Detido, alvo de abusos e libertado
No mesmo ano, Abu Toha foi detido pelas forças israelitas num posto de controlo quando tentava fugir de Beit Lahia, no norte de Gaza, com a sua mulher, Maram, e os seus três filhos pequenos.
Fugiram para o campo de refugiados de Jabaliya depois de as forças israelitas terem alertado para a iminência de ataques. Mas, pouco depois, também esse campo foi alvo de um ataque aéreo, que o atingiu a apenas setenta metros do local onde estavam abrigados.
Toha perdeu 31 membros da sua família num único ataque aéreo israelita à sua casa na Cidade de Gaza, a 13 de outubro de 2023, incluindo duas primas em primeiro grau, os respectivos maridos e todos os filhos. A sua casa em Beit Lahia foi também bombardeada em 28 de outubro de 2023.
Sem casa para onde regressar, Abu Toha tentou evacuar. Os funcionários americanos disseram-lhe que ele e a sua família, incluindo o seu filho cidadão americano, seriam autorizados a entrar no Egito através de Rafah. Mas antes de chegarem à fronteira, foram interceptados pelas forças israelitas.
No entanto, mesmo antes de chegar à fronteira de Rafah, as forças israelitas detiveram-no num posto de controlo quando tentava sair do norte de Gaza para o sul, a fim de chegar à fronteira de Rafah.
“Os soldados separaram-me da minha família, bateram-me e interrogaram-me”, escreveu mais tarde. Acabou por ser libertado e autorizado a partir para os EUA, depois de amigos e defensores internacionais terem exercido pressão para a sua libertação.
Diana Buttu, uma advogada palestiniana-canadiana, disse à revista Time, transmitindo um relato da mulher de Abu Toha, que “ele foi obrigado a pôr o filho no chão... Todos foram obrigados a andar com as mãos no ar. Ele levantou os braços no ar... [e] cerca de 200 outras pessoas foram retiradas da fila e raptadas”.
Em 20 de novembro, Michael Luo, da The New Yorker, confirmou a detenção de Abu Toha. A PEN América e a PEN Internacional lançaram apelos urgentes à sua libertação. Um dia depois, o Democracy Now! noticiou que Abu Toha tinha sido libertado de uma prisão israelita em Negev.
Espancado, hospitalizado e eventualmente autorizado a sair de Gaza, Abu Toha também carregava consigo a dor. Lamentou a perda do seu amigo Refaat Alareer. “Ele é alguém que não queria morrer”, disse Abu Toha ao Democracy Now! em janeiro. “O seu corpo ainda está debaixo dos escombros.”
Lembrava-se de Refaat não só pela sua poesia, mas pela alegria que partilhavam - “apanhar morangos e trocar piadas no campus”.
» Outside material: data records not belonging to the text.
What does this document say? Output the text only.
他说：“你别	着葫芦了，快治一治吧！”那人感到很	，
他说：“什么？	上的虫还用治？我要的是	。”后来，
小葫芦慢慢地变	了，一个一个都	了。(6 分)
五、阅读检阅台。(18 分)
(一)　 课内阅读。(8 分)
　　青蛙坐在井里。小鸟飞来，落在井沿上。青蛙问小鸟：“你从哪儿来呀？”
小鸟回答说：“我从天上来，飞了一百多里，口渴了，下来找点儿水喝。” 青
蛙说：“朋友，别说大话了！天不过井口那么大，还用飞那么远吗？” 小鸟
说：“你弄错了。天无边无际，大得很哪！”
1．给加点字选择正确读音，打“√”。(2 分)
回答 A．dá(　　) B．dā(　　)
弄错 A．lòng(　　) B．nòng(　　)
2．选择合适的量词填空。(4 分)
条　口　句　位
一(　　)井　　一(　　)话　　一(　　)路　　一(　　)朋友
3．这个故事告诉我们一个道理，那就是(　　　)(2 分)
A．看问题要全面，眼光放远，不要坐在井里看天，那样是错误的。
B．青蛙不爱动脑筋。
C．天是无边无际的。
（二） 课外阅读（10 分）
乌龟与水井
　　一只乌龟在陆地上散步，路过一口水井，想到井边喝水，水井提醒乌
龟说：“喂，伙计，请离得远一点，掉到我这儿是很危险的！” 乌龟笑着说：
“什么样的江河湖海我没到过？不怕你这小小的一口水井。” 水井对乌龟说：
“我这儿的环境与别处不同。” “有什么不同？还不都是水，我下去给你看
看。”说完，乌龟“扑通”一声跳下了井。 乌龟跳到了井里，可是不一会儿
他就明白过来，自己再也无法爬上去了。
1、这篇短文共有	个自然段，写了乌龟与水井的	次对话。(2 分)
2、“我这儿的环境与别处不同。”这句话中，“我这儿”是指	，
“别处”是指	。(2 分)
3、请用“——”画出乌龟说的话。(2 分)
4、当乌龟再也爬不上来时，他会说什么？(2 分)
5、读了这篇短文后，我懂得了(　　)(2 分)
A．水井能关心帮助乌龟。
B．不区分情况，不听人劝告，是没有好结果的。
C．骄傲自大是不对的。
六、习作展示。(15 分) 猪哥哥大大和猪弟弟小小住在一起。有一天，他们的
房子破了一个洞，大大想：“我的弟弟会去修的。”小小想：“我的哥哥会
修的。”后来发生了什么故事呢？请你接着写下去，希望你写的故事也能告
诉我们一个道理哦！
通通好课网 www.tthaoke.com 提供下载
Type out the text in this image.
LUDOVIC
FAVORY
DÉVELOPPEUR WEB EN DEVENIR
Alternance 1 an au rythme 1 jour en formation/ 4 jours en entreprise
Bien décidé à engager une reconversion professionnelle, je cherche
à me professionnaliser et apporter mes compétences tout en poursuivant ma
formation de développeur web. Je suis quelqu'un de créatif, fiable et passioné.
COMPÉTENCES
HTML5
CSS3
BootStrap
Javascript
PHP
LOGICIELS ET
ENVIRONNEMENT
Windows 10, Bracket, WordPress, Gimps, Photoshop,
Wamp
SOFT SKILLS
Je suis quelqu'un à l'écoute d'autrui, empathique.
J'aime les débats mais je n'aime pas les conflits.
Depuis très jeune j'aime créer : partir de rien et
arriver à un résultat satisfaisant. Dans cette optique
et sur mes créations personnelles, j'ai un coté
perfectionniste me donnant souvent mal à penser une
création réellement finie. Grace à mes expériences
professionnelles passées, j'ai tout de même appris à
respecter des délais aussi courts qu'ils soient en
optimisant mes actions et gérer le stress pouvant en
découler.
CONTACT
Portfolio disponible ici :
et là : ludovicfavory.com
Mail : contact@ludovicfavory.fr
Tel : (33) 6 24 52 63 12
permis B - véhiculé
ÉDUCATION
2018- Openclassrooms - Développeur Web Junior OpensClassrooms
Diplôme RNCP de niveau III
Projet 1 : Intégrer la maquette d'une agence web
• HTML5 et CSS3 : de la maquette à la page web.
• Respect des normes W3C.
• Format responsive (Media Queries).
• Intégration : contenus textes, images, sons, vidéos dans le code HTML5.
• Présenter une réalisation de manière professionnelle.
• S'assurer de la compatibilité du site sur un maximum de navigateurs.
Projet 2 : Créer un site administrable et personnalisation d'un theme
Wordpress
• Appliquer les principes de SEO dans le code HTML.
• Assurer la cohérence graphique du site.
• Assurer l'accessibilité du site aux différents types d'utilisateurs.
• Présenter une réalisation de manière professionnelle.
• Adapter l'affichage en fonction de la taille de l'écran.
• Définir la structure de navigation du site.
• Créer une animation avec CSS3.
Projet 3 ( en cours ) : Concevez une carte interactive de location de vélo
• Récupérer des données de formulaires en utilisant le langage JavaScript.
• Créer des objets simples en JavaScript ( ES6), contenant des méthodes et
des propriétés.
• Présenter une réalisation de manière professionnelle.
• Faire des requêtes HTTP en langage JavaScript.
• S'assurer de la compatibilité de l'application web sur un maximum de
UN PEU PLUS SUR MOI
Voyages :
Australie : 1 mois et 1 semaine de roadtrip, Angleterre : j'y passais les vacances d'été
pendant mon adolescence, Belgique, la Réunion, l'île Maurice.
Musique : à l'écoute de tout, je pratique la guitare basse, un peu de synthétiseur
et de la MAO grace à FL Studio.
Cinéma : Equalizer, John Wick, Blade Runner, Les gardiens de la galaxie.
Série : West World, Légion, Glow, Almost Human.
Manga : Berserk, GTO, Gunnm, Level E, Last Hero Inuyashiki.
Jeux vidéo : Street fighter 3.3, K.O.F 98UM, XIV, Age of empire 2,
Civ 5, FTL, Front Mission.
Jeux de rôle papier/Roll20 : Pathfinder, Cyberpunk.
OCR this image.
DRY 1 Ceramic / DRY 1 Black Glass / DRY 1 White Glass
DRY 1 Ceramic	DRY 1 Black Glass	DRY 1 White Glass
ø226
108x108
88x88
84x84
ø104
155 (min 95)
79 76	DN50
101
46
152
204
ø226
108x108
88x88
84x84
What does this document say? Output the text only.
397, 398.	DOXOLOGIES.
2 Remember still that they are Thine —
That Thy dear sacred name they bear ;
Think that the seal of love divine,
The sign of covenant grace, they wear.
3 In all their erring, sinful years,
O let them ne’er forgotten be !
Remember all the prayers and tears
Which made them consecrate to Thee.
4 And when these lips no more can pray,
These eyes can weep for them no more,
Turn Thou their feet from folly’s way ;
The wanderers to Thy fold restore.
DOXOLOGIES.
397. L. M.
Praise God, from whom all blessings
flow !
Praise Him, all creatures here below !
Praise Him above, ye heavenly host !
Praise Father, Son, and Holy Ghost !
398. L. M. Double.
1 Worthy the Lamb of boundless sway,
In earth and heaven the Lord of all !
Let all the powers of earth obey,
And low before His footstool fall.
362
É no poema de Alareer “If I Must Die” que Abu Toha encontra uma linha de profecia e resistência. “No seu poema 'If I Must Die', ele não disse 'If I die'. 'Se tiver de morrer', se a minha morte for uma necessidade, 'Que seja uma esperança. Que seja um conto. Que traga esperança”. E é realmente muito, muito, muito solidário e muito, muito bonito ver que muitas pessoas em todo o mundo estão a ler o seu poema e a lavantar o seu papagaio”.
E acrescentou: “E tenho a certeza de que Refaat está lá fora, a ver - quero dizer, embora o seu corpo ainda esteja debaixo de escombros, mas o seu espírito, a sua alma está a ver tudo. Ele está a ver os papagaios que estão a voar no céu do mundo livre. E penso, acredito, que a sua única esperança neste momento é que estes papagaios voem sobre Gaza para proteger as crianças e as mães e os pais e toda a gente em Gaza dos ataques aéreos israelitas”.